Devotionals from Hebrews
AFFLICTING THE COMFORTABLE
A Word of Exhortation
By Henry Jaegers
Therefore leaving the principles of the doctrine of Christ, let us go on unto perfection; not laying again the foundation of repentance from dead works, and of faith toward God, Of the doctrine of baptisms, and of laying on of hands, and of the resurrection of the dead, and of eternal judgment. And this will we do if God permits. For it is impossible for those who were once enlightened, and have tasted of the heavenly gift, and were made partakers of the Holy Ghost And have tasted the good word of God, and the powers of the world to come, if they shall fall away, to renew them again unto repentance; seeing they crucify to themselves the Son of God afresh, and put him to an open shame. For the earth which drinketh in the rain that cometh oft upon it, and bringeth forth herbs meet for them by whom it is dressed, receiveth blessing from God: But that which beareth thorns and briers are rejected and are nigh unto cursing; whose end is to be burned. (Hebrews 6:1-8)
Therefore leaving the principles of the doctrine of Christ, let us go on unto perfection
I once heard it said that the purpose of the word of God is to comfort the afflicted and to afflict the comfortable. I am using this phrase to introduce this portion which needs to be seen in this manner.

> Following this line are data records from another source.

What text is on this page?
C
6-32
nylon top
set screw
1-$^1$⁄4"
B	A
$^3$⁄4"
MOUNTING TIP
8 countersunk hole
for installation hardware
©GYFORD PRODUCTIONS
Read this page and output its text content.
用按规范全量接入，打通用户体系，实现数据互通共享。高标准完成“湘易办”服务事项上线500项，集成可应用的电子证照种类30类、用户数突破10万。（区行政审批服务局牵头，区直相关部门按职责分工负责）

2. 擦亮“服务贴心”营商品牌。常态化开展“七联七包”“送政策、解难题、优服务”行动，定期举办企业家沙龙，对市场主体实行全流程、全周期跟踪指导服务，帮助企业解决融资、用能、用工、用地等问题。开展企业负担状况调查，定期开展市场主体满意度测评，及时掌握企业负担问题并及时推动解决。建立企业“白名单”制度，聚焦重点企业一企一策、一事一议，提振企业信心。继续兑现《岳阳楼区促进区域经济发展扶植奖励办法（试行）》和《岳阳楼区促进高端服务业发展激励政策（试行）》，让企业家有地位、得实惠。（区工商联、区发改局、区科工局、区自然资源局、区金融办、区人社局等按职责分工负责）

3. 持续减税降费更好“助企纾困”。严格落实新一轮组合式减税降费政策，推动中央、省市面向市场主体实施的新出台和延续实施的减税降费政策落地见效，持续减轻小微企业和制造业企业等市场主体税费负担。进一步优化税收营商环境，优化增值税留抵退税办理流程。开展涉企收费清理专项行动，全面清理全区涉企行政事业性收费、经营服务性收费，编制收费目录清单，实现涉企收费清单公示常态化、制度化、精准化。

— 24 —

In approaching this particular passage of Scripture, one cannot be too careful in his analysis. It has given ammunition to those who go to one extreme or the other in trying to prove their particular bias. First, this passage is not a warning about losing your salvation. Second, this passage is not a hypothetical situation which is often used to prove a point that one cannot lose their salvation no matter how hard they try. Both of these interpretations of this passage fall short of its intended meaning.
In order to properly analyze the condition to which this verse is speaking, it will be necessary for me to deal with it in several articles.

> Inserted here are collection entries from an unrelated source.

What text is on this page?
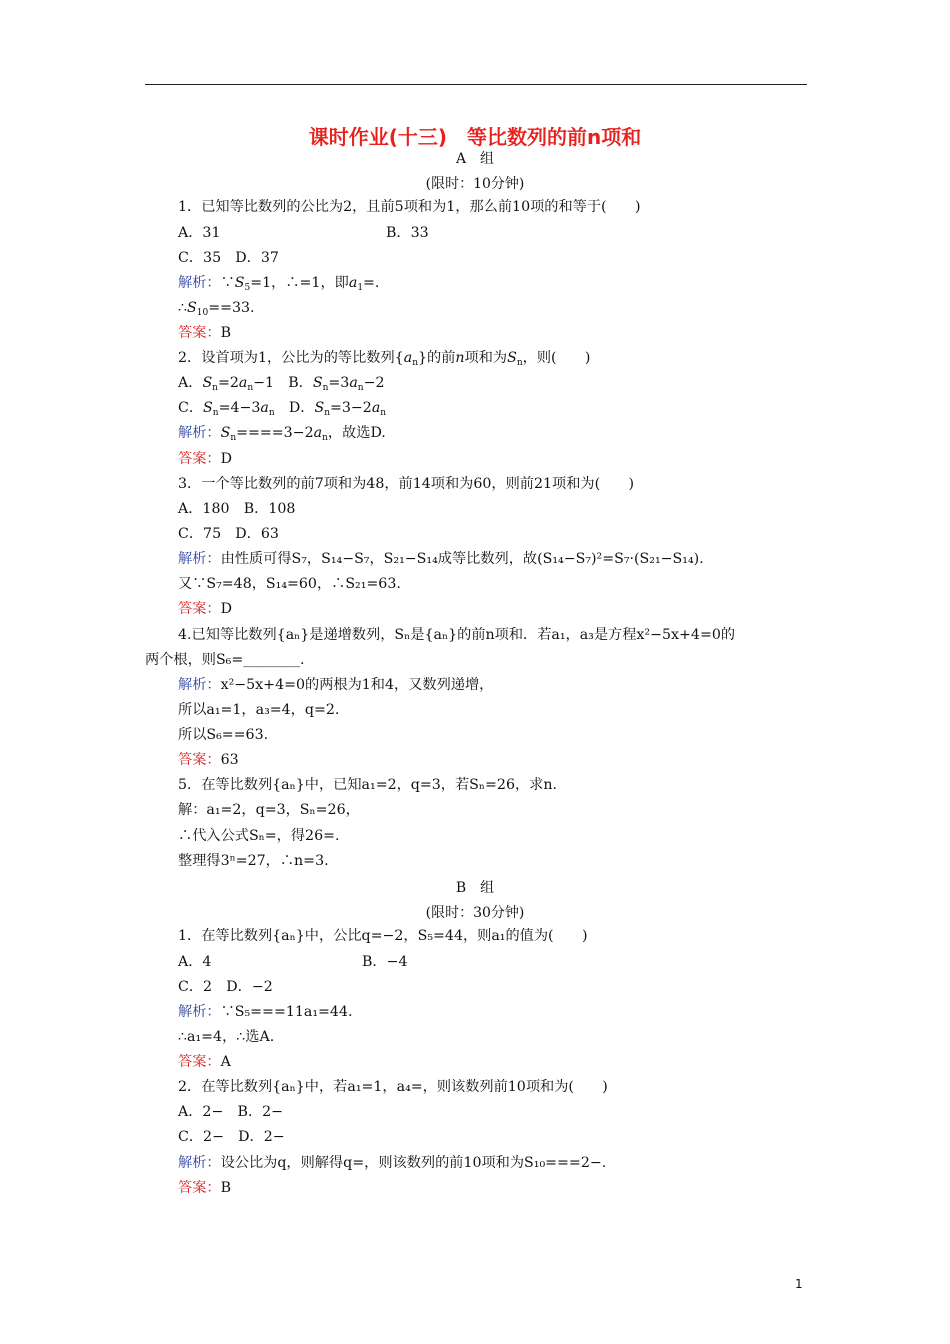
课时作业(十三)　等比数列的前n项和
A　组
(限时：10分钟)
1．已知等比数列的公比为2，且前5项和为1，那么前10项的和等于(　　)
A．31	B．33
C．35　D．37
解析：$\because S_5=1$，∴=1，即$a_1=$.
$\therefore S_{10}==33$.
答案：B
2．设首项为1，公比为的等比数列$\{a_n\}$的前n项和为$S_n$，则(　　)
A．$S_n=2a_n-1$　B．$S_n=3a_n-2$
C．$S_n=4-3a_n$　D．$S_n=3-2a_n$
解析：$S_n====3-2a_n$，故选D.
答案：D
3．一个等比数列的前7项和为48，前14项和为60，则前21项和为(　　)
A．180　B．108
C．75　D．63
解析：由性质可得S₇，S₁₄−S₇，S₂₁−S₁₄成等比数列，故(S₁₄−S₇)²=S₇·(S₂₁−S₁₄).
又∵S₇=48，S₁₄=60，∴S₂₁=63.
答案：D
4.已知等比数列{aₙ}是递增数列，Sₙ是{aₙ}的前n项和．若a₁，a₃是方程x²−5x+4=0的
两个根，则S₆=________.
解析：x²−5x+4=0的两根为1和4，又数列递增，
所以a₁=1，a₃=4，q=2.
所以S₆==63.
答案：63
5．在等比数列{aₙ}中，已知a₁=2，q=3，若Sₙ=26，求n.
解：a₁=2，q=3，Sₙ=26，
∴代入公式Sₙ=，得26=.
整理得3ⁿ=27，∴n=3.
B　组
(限时：30分钟)
1．在等比数列{aₙ}中，公比q=−2，S₅=44，则a₁的值为(　　)
A．4	B．−4
C．2　D．−2
解析：∵S₅===11a₁=44.
∴a₁=4，∴选A.
答案：A
2．在等比数列{aₙ}中，若a₁=1，a₄=，则该数列前10项和为(　　)
A．2−　B．2−
C．2−　D．2−
解析：设公比为q，则解得q=，则该数列的前10项和为S₁₀===2−.
答案：B
1
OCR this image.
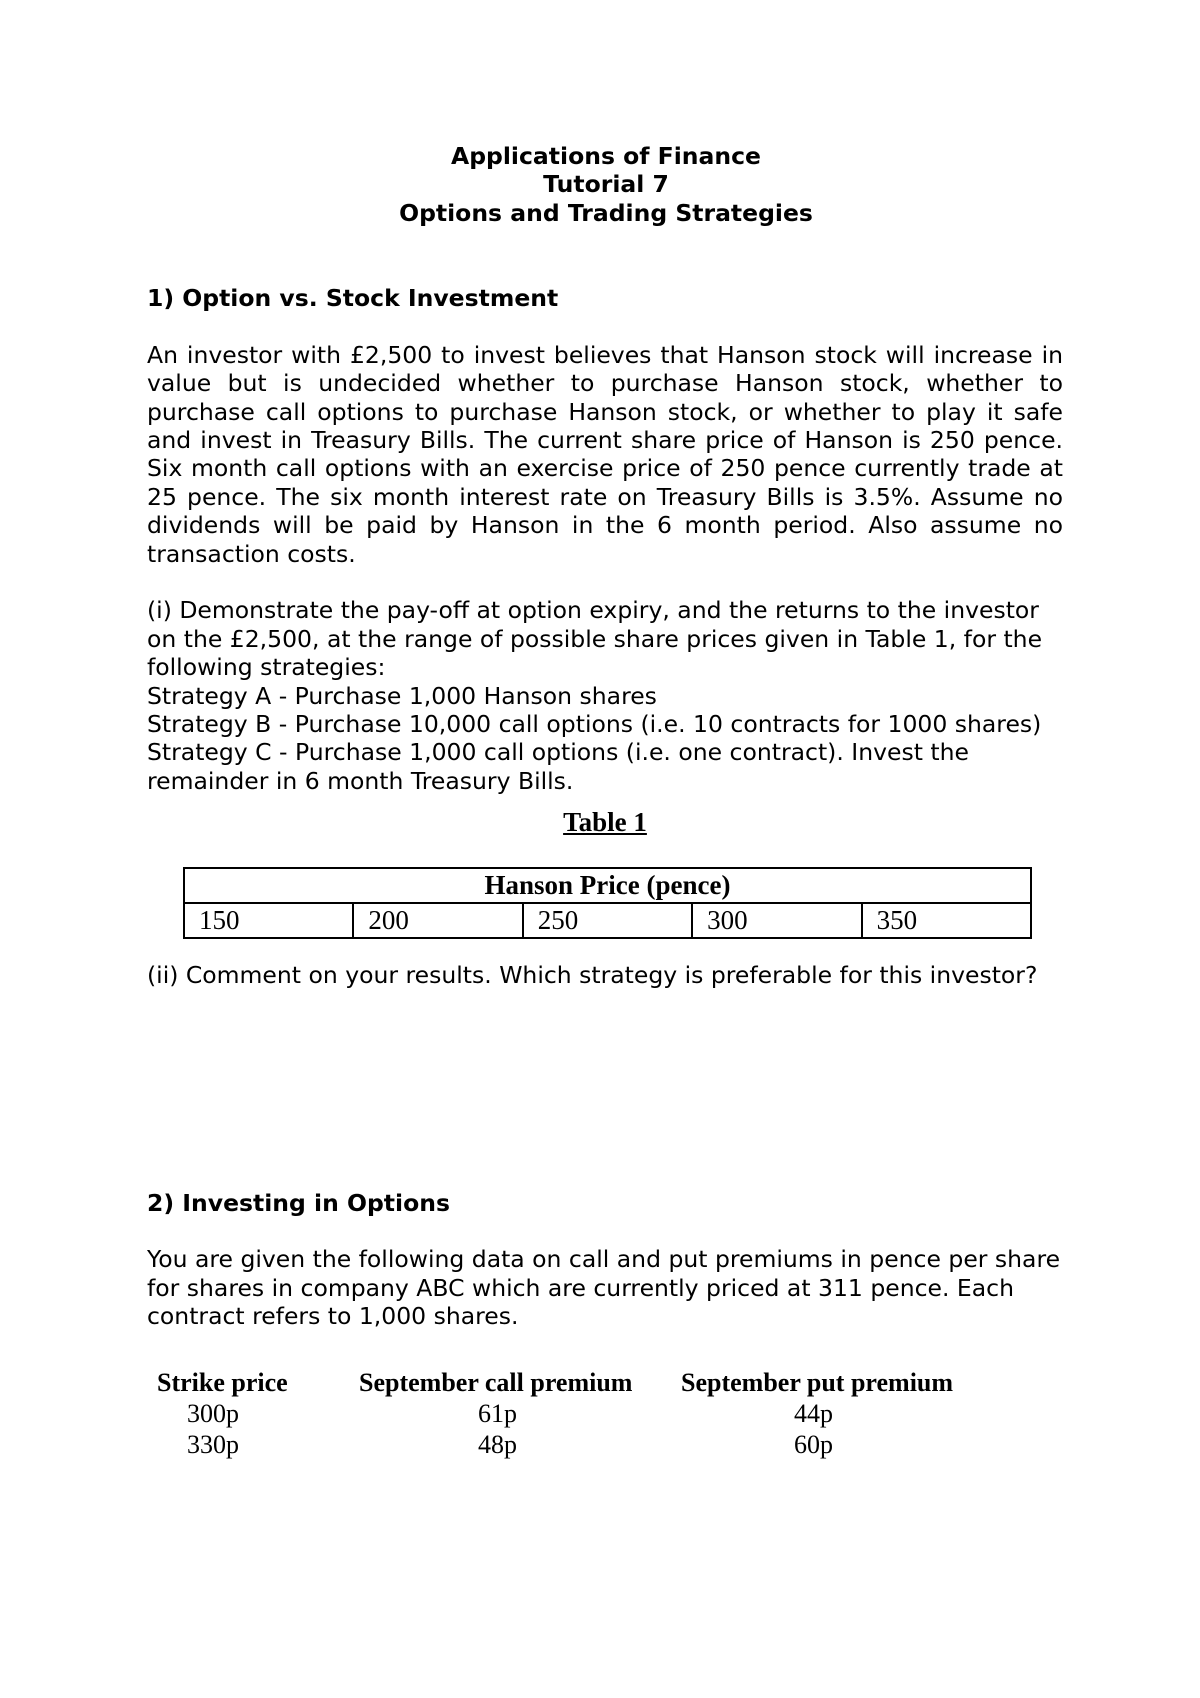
Applications of Finance
Tutorial 7
Options and Trading Strategies
1) Option vs. Stock Investment
An investor with £2,500 to invest believes that Hanson stock will increase in value but is undecided whether to purchase Hanson stock, whether to purchase call options to purchase Hanson stock, or whether to play it safe and invest in Treasury Bills. The current share price of Hanson is 250 pence. Six month call options with an exercise price of 250 pence currently trade at 25 pence. The six month interest rate on Treasury Bills is 3.5%. Assume no dividends will be paid by Hanson in the 6 month period. Also assume no transaction costs.
(i) Demonstrate the pay-off at option expiry, and the returns to the investor on the £2,500, at the range of possible share prices given in Table 1, for the following strategies:
Strategy A - Purchase 1,000 Hanson shares
Strategy B - Purchase 10,000 call options (i.e. 10 contracts for 1000 shares)
Strategy C - Purchase 1,000 call options (i.e. one contract). Invest the remainder in 6 month Treasury Bills.
Table 1
Hanson Price (pence)
150	200	250	300	350
(ii) Comment on your results. Which strategy is preferable for this investor?
2) Investing in Options
You are given the following data on call and put premiums in pence per share for shares in company ABC which are currently priced at 311 pence. Each contract refers to 1,000 shares.
Strike price	September call premium	September put premium
300p	61p	44p
330p	48p	60p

Early in my Christian life, I had the idea that all the statements in Hebrews that had the word "if" in it, were conditional. I believe that is a faulty interpretation of Hebrews. There have been many young Christians who have been led by those who misuse the interpretation of this passage. It has given rise to two extremes, both of which cannot be supported by a clear understanding of God's intended meanings for giving us a particular word. Some have interpreted this passage as being a possibility that you could lose your salvation and never getting it back again. Others have put forth the idea of multiple salvation experiences. And then we have the other extreme that looks at these verses as hypothetical. In other words, it gives the impression that even if they tried to do so, it couldn’t happen (this results in producing some kind of flabby Christian who needs an excuse to remain in neutral). It is used merely as an illustration. That also is false.
That being so, how may we interpret and understand the message that the apostle is putting forth to these people? So let's begin by asking a few questions:
1. Who are these people that the apostle is addressing?

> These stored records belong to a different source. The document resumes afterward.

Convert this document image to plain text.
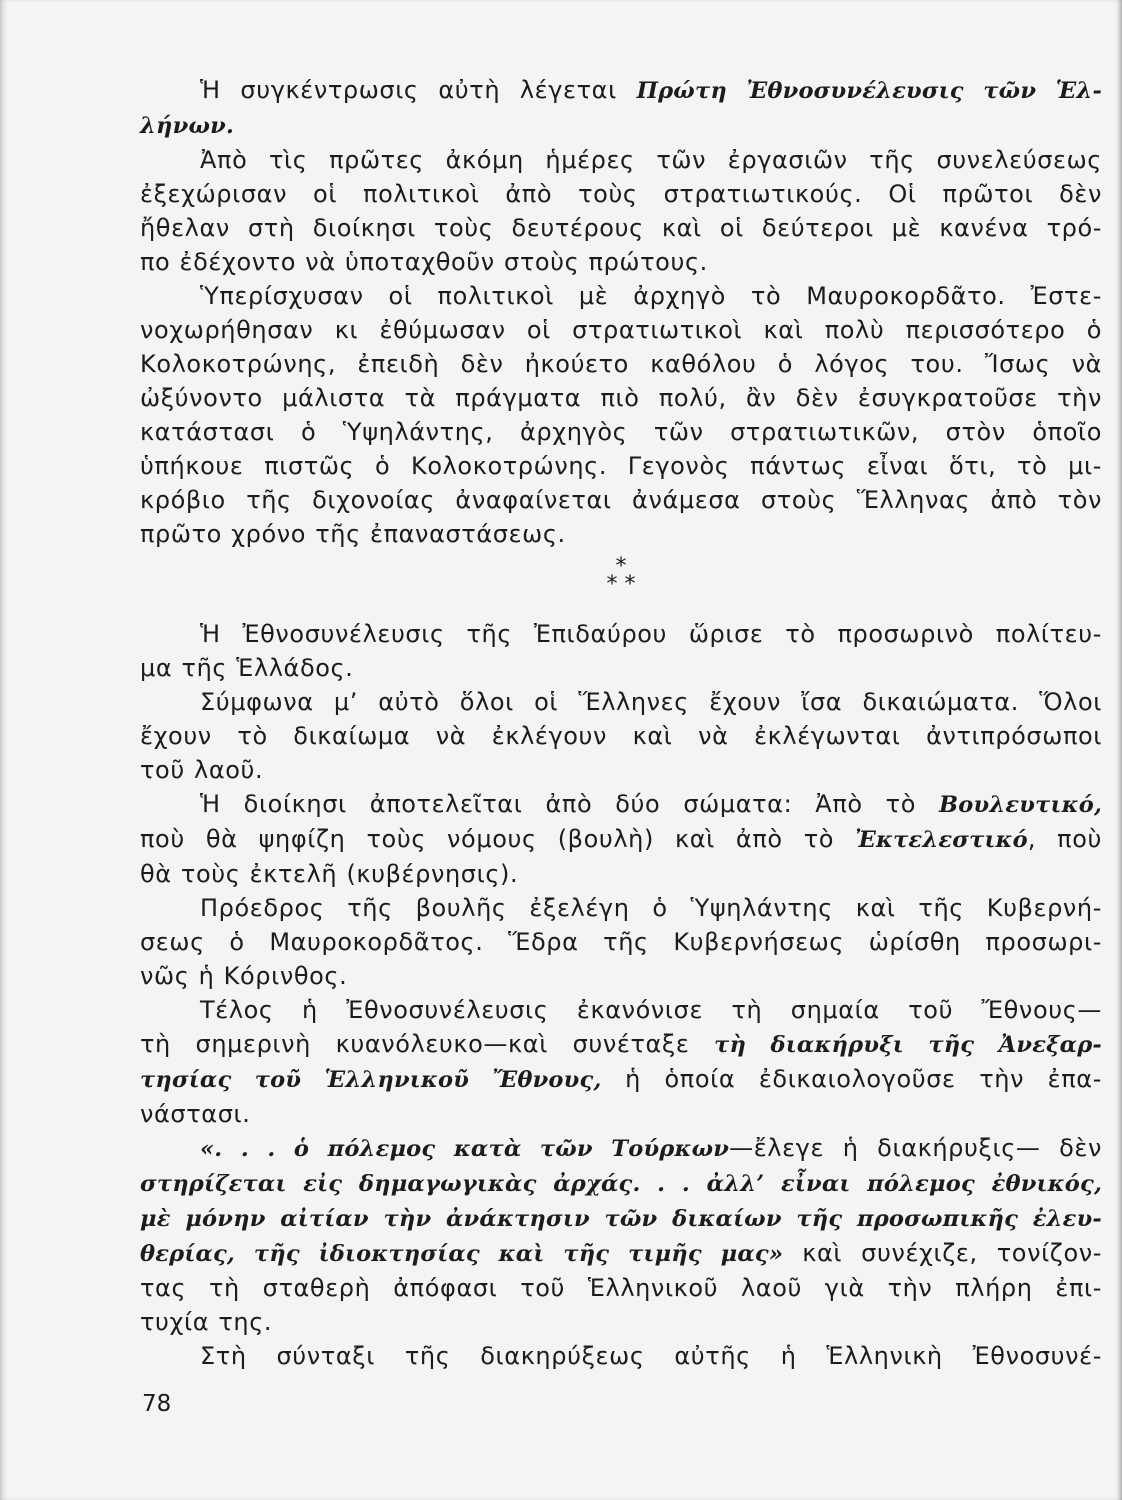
Ἡ συγκέντρωσις αὐτὴ λέγεται Πρώτη Ἐθνοσυνέλευσις τῶν Ἑλ-
λήνων.
Ἀπὸ τὶς πρῶτες ἀκόμη ἡμέρες τῶν ἐργασιῶν τῆς συνελεύσεως
ἐξεχώρισαν οἱ πολιτικοὶ ἀπὸ τοὺς στρατιωτικούς. Οἱ πρῶτοι δὲν
ἤθελαν στὴ διοίκησι τοὺς δευτέρους καὶ οἱ δεύτεροι μὲ κανένα τρό-
πο ἐδέχοντο νὰ ὑποταχθοῦν στοὺς πρώτους.
Ὑπερίσχυσαν οἱ πολιτικοὶ μὲ ἀρχηγὸ τὸ Μαυροκορδᾶτο. Ἐστε-
νοχωρήθησαν κι ἐθύμωσαν οἱ στρατιωτικοὶ καὶ πολὺ περισσότερο ὁ
Κολοκοτρώνης, ἐπειδὴ δὲν ἠκούετο καθόλου ὁ λόγος του. Ἴσως νὰ
ὠξύνοντο μάλιστα τὰ πράγματα πιὸ πολύ, ἂν δὲν ἐσυγκρατοῦσε τὴν
κατάστασι ὁ Ὑψηλάντης, ἀρχηγὸς τῶν στρατιωτικῶν, στὸν ὁποῖο
ὑπήκουε πιστῶς ὁ Κολοκοτρώνης. Γεγονὸς πάντως εἶναι ὅτι, τὸ μι-
κρόβιο τῆς διχονοίας ἀναφαίνεται ἀνάμεσα στοὺς Ἕλληνας ἀπὸ τὸν
πρῶτο χρόνο τῆς ἐπαναστάσεως.
*
* *
Ἡ Ἐθνοσυνέλευσις τῆς Ἐπιδαύρου ὥρισε τὸ προσωρινὸ πολίτευ-
μα τῆς Ἑλλάδος.
Σύμφωνα μ’ αὐτὸ ὅλοι οἱ Ἕλληνες ἔχουν ἴσα δικαιώματα. Ὅλοι
ἔχουν τὸ δικαίωμα νὰ ἐκλέγουν καὶ νὰ ἐκλέγωνται ἀντιπρόσωποι
τοῦ λαοῦ.
Ἡ διοίκησι ἀποτελεῖται ἀπὸ δύο σώματα: Ἀπὸ τὸ Βουλευτικό,
ποὺ θὰ ψηφίζη τοὺς νόμους (βουλὴ) καὶ ἀπὸ τὸ Ἐκτελεστικό, ποὺ
θὰ τοὺς ἐκτελῆ (κυβέρνησις).
Πρόεδρος τῆς βουλῆς ἐξελέγη ὁ Ὑψηλάντης καὶ τῆς Κυβερνή-
σεως ὁ Μαυροκορδᾶτος. Ἕδρα τῆς Κυβερνήσεως ὡρίσθη προσωρι-
νῶς ἡ Κόρινθος.
Τέλος ἡ Ἐθνοσυνέλευσις ἐκανόνισε τὴ σημαία τοῦ Ἔθνους—
τὴ σημερινὴ κυανόλευκο—καὶ συνέταξε τὴ διακήρυξι τῆς Ἀνεξαρ-
τησίας τοῦ Ἑλληνικοῦ Ἔθνους, ἡ ὁποία ἐδικαιολογοῦσε τὴν ἐπα-
νάστασι.
«. . . ὁ πόλεμος κατὰ τῶν Τούρκων—ἔλεγε ἡ διακήρυξις— δὲν
στηρίζεται εἰς δημαγωγικὰς ἀρχάς. . . ἀλλ’ εἶναι πόλεμος ἐθνικός,
μὲ μόνην αἰτίαν τὴν ἀνάκτησιν τῶν δικαίων τῆς προσωπικῆς ἐλευ-
θερίας, τῆς ἰδιοκτησίας καὶ τῆς τιμῆς μας» καὶ συνέχιζε, τονίζον-
τας τὴ σταθερὴ ἀπόφασι τοῦ Ἑλληνικοῦ λαοῦ γιὰ τὴν πλήρη ἐπι-
τυχία της.
Στὴ σύνταξι τῆς διακηρύξεως αὐτῆς ἡ Ἑλληνικὴ Ἐθνοσυνέ-
78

That is a very important question to ask whenever we study Scripture. It is so easy to take passages out of context without understanding the reason for their being spoken. Usually, there's a particular problem the passage is meant to address. Sometimes we apply these statements as universal truths for every situation.
A good illustration of the situation that Paul is addressing is found in the book of Ezra. Do you remember, that the people were actually thrust out of Babylon in order to go build the temple? They were quite comfortable in Babylon and having been there for seventy years, it was hard for them to leave the home in which they were well- established. That is always a problem when it comes to moving on toward a new location.
Finally, at last, they began to build the temple. But it was not long after they laid the foundations, that opposition arose, the people got discouraged, and concluded that it was not time to build God's house. In other words, they were happy to have laid the foundations without finishing the work. It took the prophets Haggai and Zechariah to stir them up and get them started building once again. With the help of these two prophets, the people became encouraged and began building and eventually finished the temple.
So what is the application? Before us, we have Christians, Hebrew believers, who had laid the foundation spiritually in their lives, but nothing was happening after the foundation was laid. They were content to dwell in their present condition and before Paul could give them any of the deeper meanings of Scripture, he had to deal with the hindrances of not willing to move forward in their spiritual lives.
So Paul takes time to build upon the foundation and encourage them to finish the structure for which God called them. They were like the children of Israel when they stopped building, because of opposition. The apostle is like Haggai and Zechariah stirring up the people in their present condition and pressing them on to progression and greater blessing in the spiritual life.
So for now, we will lay the foundation for building our understanding of this passage. As we progress forward, it will all make sense and we will be encouraged as we come to understand the ways and methods that God uses to cause us to grow.